Last Call For a Professional Bar-Fly

By Bill Manville 05/12/11
Drinking nearly destroyed one of New York's most notorious nightlife critics. But it also gave him a new life.
Greenwich Village bars: a great place to bottom out.

The first page of my first published book began like this:

"There was a fountain in the center of a bar I used to make when I first came to live in the Village.  I remember a brass merman perpetually sounded a sea trumpet there, forever calling surrounding mermaids to a wilder dance.  No cold water flowed from that fountain—something better: the great ocean basin offered all the bottled wines of the world. It all seemed an image of the way I wanted to live—generous, naked, overabundant, and noisy."

That was how my drinking career began. It ended with me walking around London alone, dazed and drunk, leaving my weeping wife back at home.

Those were the days when I was living on the Five-Martini Diet—writing for Helen Gurley Brown at Cosmopolitan Magazine by day, and passing out before dinner more nights than I like to remember.  I’d just mailed Helen a piece that ended, “I always tell people deeply in love to get married soon as possible. So they’re not too old when they get divorced.”  I don’t know how my (then) wife tolerated my drunken half-ass jeering as long as she did.  This time, I’d hit too close to home. Her face turned red.  Ducking the ensuing quarrel, I jammed a pint of gin into both my raincoat pockets, slamming out of the house. At every little red telephone kiosk I passed, I’d lift one of the bottles to my lips. Finishing the first in three or four gulps, I promised myself I wouldn’t buy another.  A few hours later, I bought two.

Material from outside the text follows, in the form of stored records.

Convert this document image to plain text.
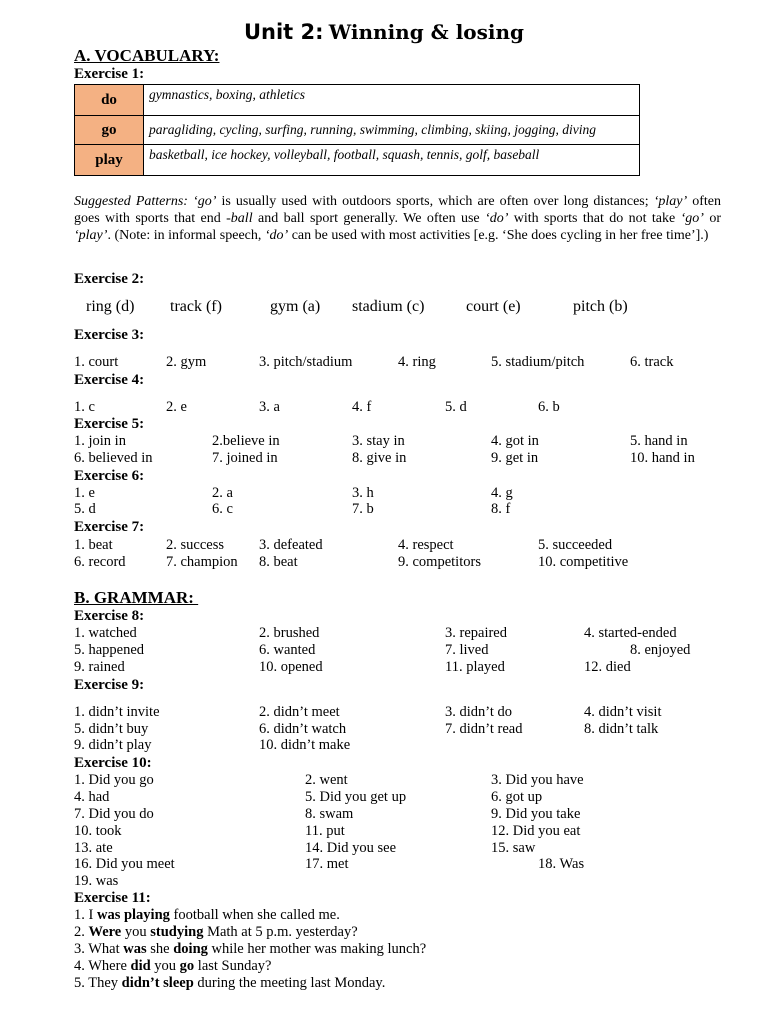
Unit 2: Winning & losing
A. VOCABULARY:
Exercise 1:
do	gymnastics, boxing, athletics
go	paragliding, cycling, surfing, running, swimming, climbing, skiing, jogging, diving
play	basketball, ice hockey, volleyball, football, squash, tennis, golf, baseball
Suggested Patterns: ‘go’ is usually used with outdoors sports, which are often over long distances; ‘play’ often goes with sports that end -ball and ball sport generally. We often use ‘do’ with sports that do not take ‘go’ or ‘play’. (Note: in informal speech, ‘do’ can be used with most activities [e.g. ‘She does cycling in her free time’].)
Exercise 2:
ring (d) track (f)	gym (a) stadium (c)	court (e)	pitch (b)
Exercise 3:
1. court	2. gym	3. pitch/stadium	4. ring	5. stadium/pitch	6. track
Exercise 4:
1. c	2. e	3. a	4. f	5. d	6. b
Exercise 5:
1. join in	2.believe in	3. stay in	4. got in	5. hand in
6. believed in	7. joined in	8. give in	9. get in	10. hand in
Exercise 6:
1. e	2. a	3. h	4. g
5. d	6. c	7. b	8. f
Exercise 7:
1. beat	2. success 3. defeated	4. respect	5. succeeded
6. record	7. champion 8. beat	9. competitors	10. competitive
B. GRAMMAR:
Exercise 8:
1. watched	2. brushed	3. repaired	4. started-ended
5. happened	6. wanted	7. lived	8. enjoyed
9. rained	10. opened	11. played	12. died
Exercise 9:
1. didn’t invite	2. didn’t meet	3. didn’t do	4. didn’t visit
5. didn’t buy	6. didn’t watch	7. didn’t read	8. didn’t talk
9. didn’t play	10. didn’t make
Exercise 10:
1. Did you go	2. went	3. Did you have
4. had	5. Did you get up	6. got up
7. Did you do	8. swam	9. Did you take
10. took	11. put	12. Did you eat
13. ate	14. Did you see	15. saw
16. Did you meet	17. met	18. Was
19. was
Exercise 11:
1. I was playing football when she called me.
2. Were you studying Math at 5 p.m. yesterday?
3. What was she doing while her mother was making lunch?
4. Where did you go last Sunday?
5. They didn’t sleep during the meeting last Monday.
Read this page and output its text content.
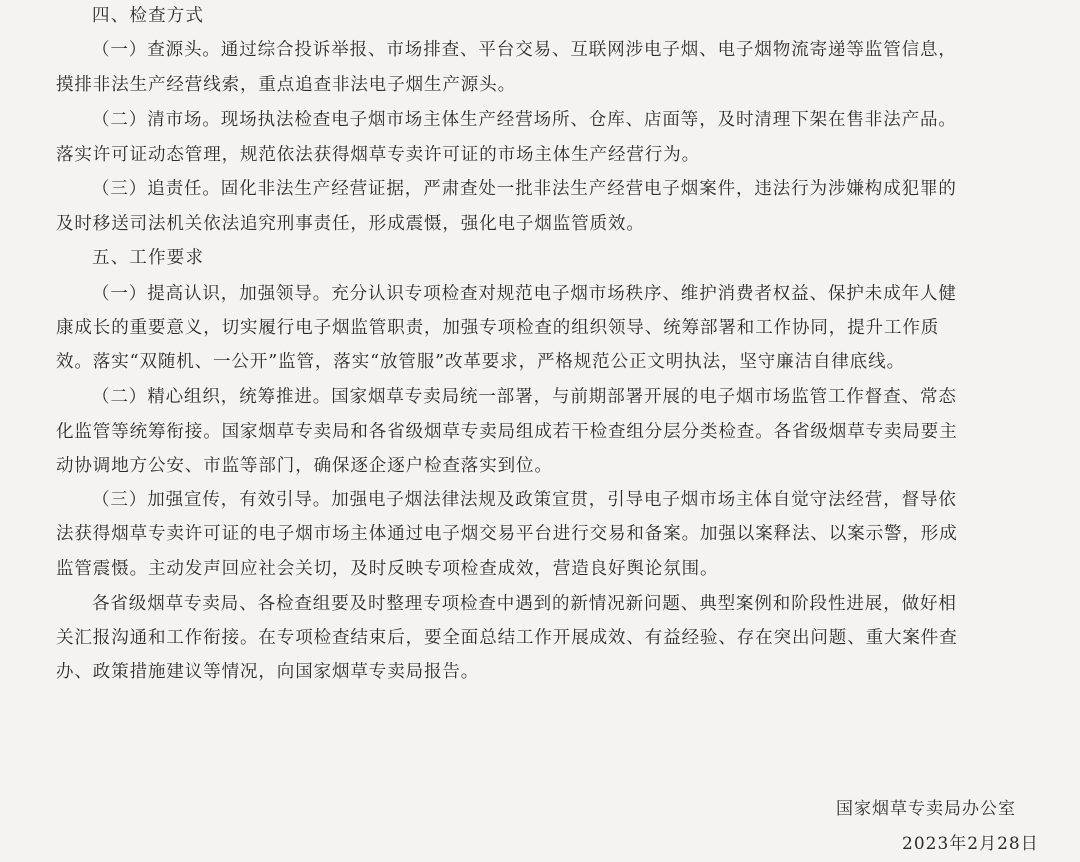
四、检查方式
（一）查源头。通过综合投诉举报、市场排查、平台交易、互联网涉电子烟、电子烟物流寄递等监管信息，
摸排非法生产经营线索，重点追查非法电子烟生产源头。
（二）清市场。现场执法检查电子烟市场主体生产经营场所、仓库、店面等，及时清理下架在售非法产品。
落实许可证动态管理，规范依法获得烟草专卖许可证的市场主体生产经营行为。
（三）追责任。固化非法生产经营证据，严肃查处一批非法生产经营电子烟案件，违法行为涉嫌构成犯罪的
及时移送司法机关依法追究刑事责任，形成震慑，强化电子烟监管质效。
五、工作要求
（一）提高认识，加强领导。充分认识专项检查对规范电子烟市场秩序、维护消费者权益、保护未成年人健
康成长的重要意义，切实履行电子烟监管职责，加强专项检查的组织领导、统筹部署和工作协同，提升工作质
效。落实“双随机、一公开”监管，落实“放管服”改革要求，严格规范公正文明执法，坚守廉洁自律底线。
（二）精心组织，统筹推进。国家烟草专卖局统一部署，与前期部署开展的电子烟市场监管工作督查、常态
化监管等统筹衔接。国家烟草专卖局和各省级烟草专卖局组成若干检查组分层分类检查。各省级烟草专卖局要主
动协调地方公安、市监等部门，确保逐企逐户检查落实到位。
（三）加强宣传，有效引导。加强电子烟法律法规及政策宣贯，引导电子烟市场主体自觉守法经营，督导依
法获得烟草专卖许可证的电子烟市场主体通过电子烟交易平台进行交易和备案。加强以案释法、以案示警，形成
监管震慑。主动发声回应社会关切，及时反映专项检查成效，营造良好舆论氛围。
各省级烟草专卖局、各检查组要及时整理专项检查中遇到的新情况新问题、典型案例和阶段性进展，做好相
关汇报沟通和工作衔接。在专项检查结束后，要全面总结工作开展成效、有益经验、存在突出问题、重大案件查
办、政策措施建议等情况，向国家烟草专卖局报告。
国家烟草专卖局办公室
2023年2月28日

I still don’t remember why I was carrying my passport. In any case, I managed to fly from Heathrow to JFK in a total blackout, waking fully clothed on the floor of a tiny apartment my wife and I kept in New York.

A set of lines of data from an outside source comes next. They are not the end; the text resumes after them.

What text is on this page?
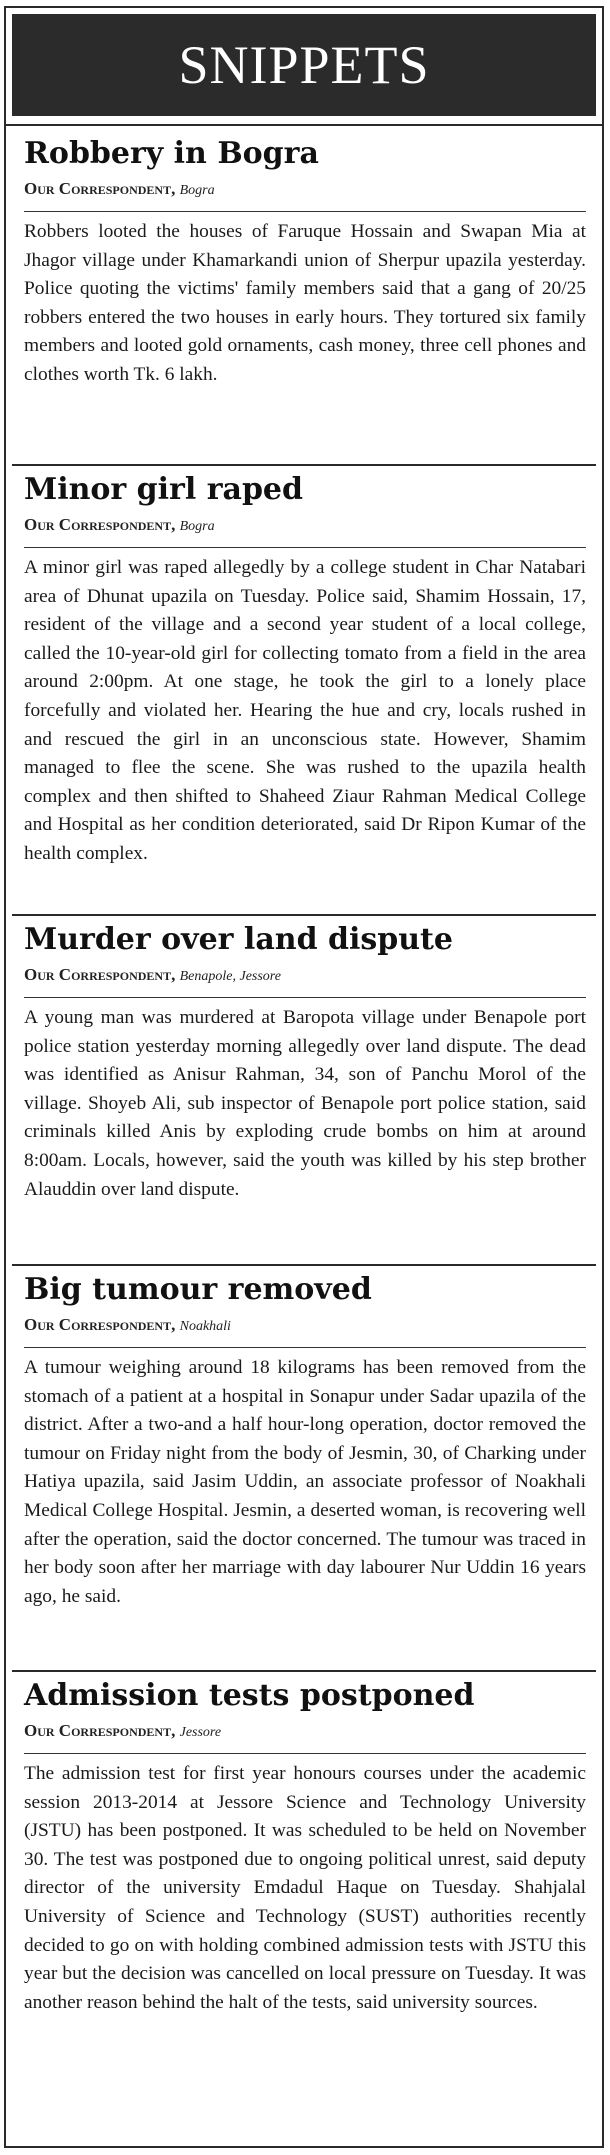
SNIPPETS
Robbery in Bogra

Our Correspondent, Bogra

Robbers looted the houses of Faruque Hossain and Swapan Mia at Jhagor village under Khamarkandi union of Sherpur upazila yesterday. Police quoting the victims' family members said that a gang of 20/25 robbers entered the two houses in early hours. They tortured six family members and looted gold ornaments, cash money, three cell phones and clothes worth Tk. 6 lakh.

Minor girl raped

Our Correspondent, Bogra

A minor girl was raped allegedly by a college student in Char Natabari area of Dhunat upazila on Tuesday. Police said, Shamim Hossain, 17, resident of the village and a second year student of a local college, called the 10-year-old girl for collecting tomato from a field in the area around 2:00pm. At one stage, he took the girl to a lonely place forcefully and violated her. Hearing the hue and cry, locals rushed in and rescued the girl in an unconscious state. However, Shamim managed to flee the scene. She was rushed to the upazila health complex and then shifted to Shaheed Ziaur Rahman Medical College and Hospital as her condition deteriorated, said Dr Ripon Kumar of the health complex.

Murder over land dispute

Our Correspondent, Benapole, Jessore

A young man was murdered at Baropota village under Benapole port police station yesterday morning allegedly over land dispute. The dead was identified as Anisur Rahman, 34, son of Panchu Morol of the village. Shoyeb Ali, sub inspector of Benapole port police station, said criminals killed Anis by exploding crude bombs on him at around 8:00am. Locals, however, said the youth was killed by his step brother Alauddin over land dispute.

Big tumour removed

Our Correspondent, Noakhali

A tumour weighing around 18 kilograms has been removed from the stomach of a patient at a hospital in Sonapur under Sadar upazila of the district. After a two-and a half hour-long operation, doctor removed the tumour on Friday night from the body of Jesmin, 30, of Charking under Hatiya upazila, said Jasim Uddin, an associate professor of Noakhali Medical College Hospital. Jesmin, a deserted woman, is recovering well after the operation, said the doctor concerned. The tumour was traced in her body soon after her marriage with day labourer Nur Uddin 16 years ago, he said.

Admission tests postponed

Our Correspondent, Jessore

The admission test for first year honours courses under the academic session 2013-2014 at Jessore Science and Technology University (JSTU) has been postponed. It was scheduled to be held on November 30. The test was postponed due to ongoing political unrest, said deputy director of the university Emdadul Haque on Tuesday. Shahjalal University of Science and Technology (SUST) authorities recently decided to go on with holding combined admission tests with JSTU this year but the decision was cancelled on local pressure on Tuesday. It was another reason behind the halt of the tests, said university sources.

This was at the tail end of my second marriage. The only intelligent thing I’d done in my life until then was not having any children. My family was mostly disgusted with my antics. Most of my New York friends were fed up with my drinking as well. So I was alone.  But l knew someone who’d welcome my call. I dialed up my old liquor store and ordered a case of gin.

There were bottles of tranquilizers in the medicine cabinet—I’m not sure who left them behind. l washed down a handful with a glass of gin, drinking my way into two hospitals over the next ten days. The first was the posh Doctor’s Hospital, on Manhattan’s East Side. No one there even mentioned A.A.  I was still young enough, and reasonably healthy. They had me on my feet in three days.  After a shave and a haircut, I celebrated how good I looked in the barber’s mirror by ordering a martini in the first bar I passed.  This time when I came out of my blackout, my bladder was so paralyzed I could not pee.

I ended up at another hospital, with a doctor perched beside my bed. “Do you know who I am?” she asked.

“Yes,” I replied. “You are the end of fun.”

It turned out she was Roosevelt Hospital’s Dr. LeClair Bissell (who later founded Manhattan’s famed Smithers rehab). Back in my late twenties, when I was Grey Advertising’s chief liquor copywriter, we’d once met over a drink at the White Horse Tavern. Since then, she’d gone on to med school. I’d gone on to become a drunk. She shook her head sadly and advised me to sign myself into rehab.

I laughed.  “You actually think a bunch of holy rollers is going to turn me around in 28 days?”